Consciousness-only (vijñapti-mātratā, vijñapti-mātra, citta-mātra) is a theory according to which all existence is nothing but consciousness, and therefore there is nothing that lies outside of the mind.
This means that conscious-experience is nothing but false discriminations, imaginations; a provisional antidote; thus, the notion of consciousness-only is an indictment of the problems the activities of consciousness engender. This was a major component of the thought of the school of Yogācāra (瑜伽行派).

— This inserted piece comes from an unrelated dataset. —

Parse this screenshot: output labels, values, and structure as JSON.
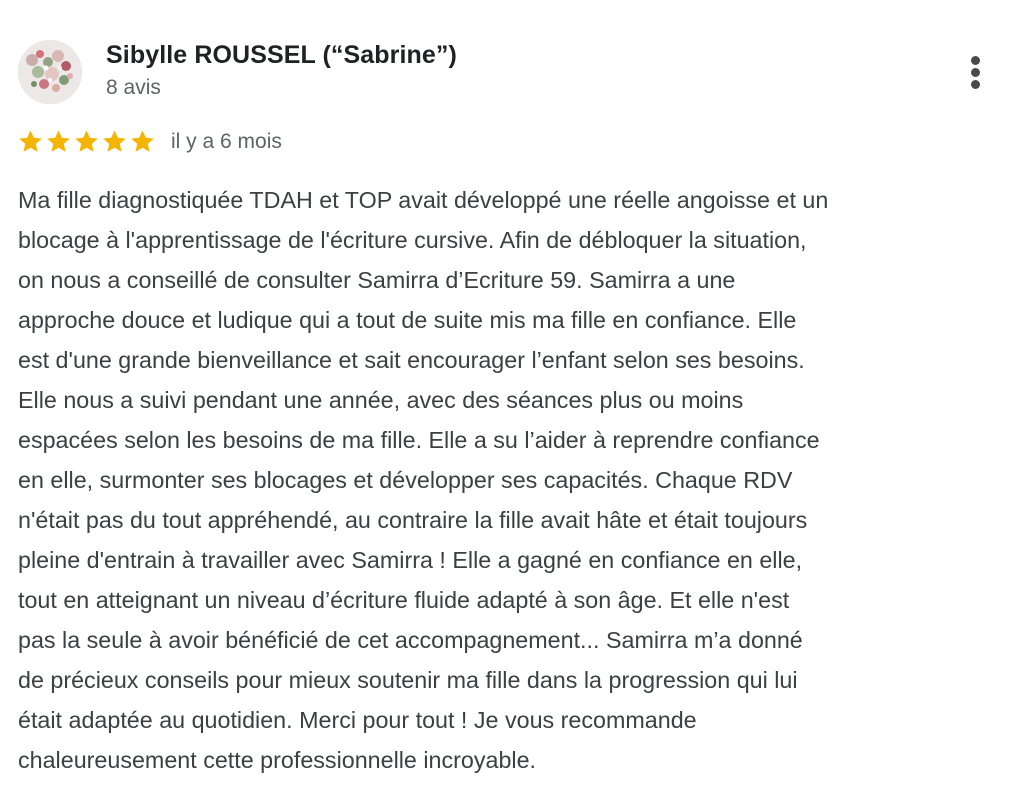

The Vijñānavādins explained the regularity and coherence of sense impressions as due to an underlying store of perceptions (ālaya-vijñāna) (阿賴耶識) evolving from the accumulation of traces of earlier sense perceptions. These are active, and produce seeds (種子) similar to themselves, according to a regular pattern, as seeds produce plants. Each being possesses a store of perceptions and beings which are generically alike will produce similar perceptions from their stores at the same time. Its doctrine reduces all existence to one hundred dharmas (法 factors) in five divisions 五位, namely, mind, mental function, material, not associated with mind and unconditioned, dharmas.
According to this school, the external world is created when the ālaya (storehouse) consciousness is influenced ('perfumated') (薰) by "seeds" or effects of good and evil deeds.
Another important contribution of the Consciousness-only thinkers was that of the three natures of imaginary, provisional and real. See three natures 三性 for details.
The major framework of Yogācāra theory was developed by the two brothers Vasubandhu 世親 and Asaṅga 無著 in such treatises as the Abdhidharma-kośa-bhāsya 倶舍論, the Triṃśikā Vijñaptimātratāsiddhiḥ (Thirty Verses on Consciousness-only) 唯識三十頌, Mahāyāna-saṃgraha攝大乘論, and the Yogācārabhūmi-śāstra瑜伽師地論.
Consciousness-only doctrine was also defined in sutras such as the Saṃdhinirmocana-sūtra and Śrīmālā-sūtra 勝鬘經. The Mahāyāna-saṃgraha, for example, says "All conscious objects are only constructs of consciousness because there are no external objects. They are like a dream" (如此衆識唯識 以無塵等故 譬如夢等) 〔攝大乘論T 1593.31.118b12 〕.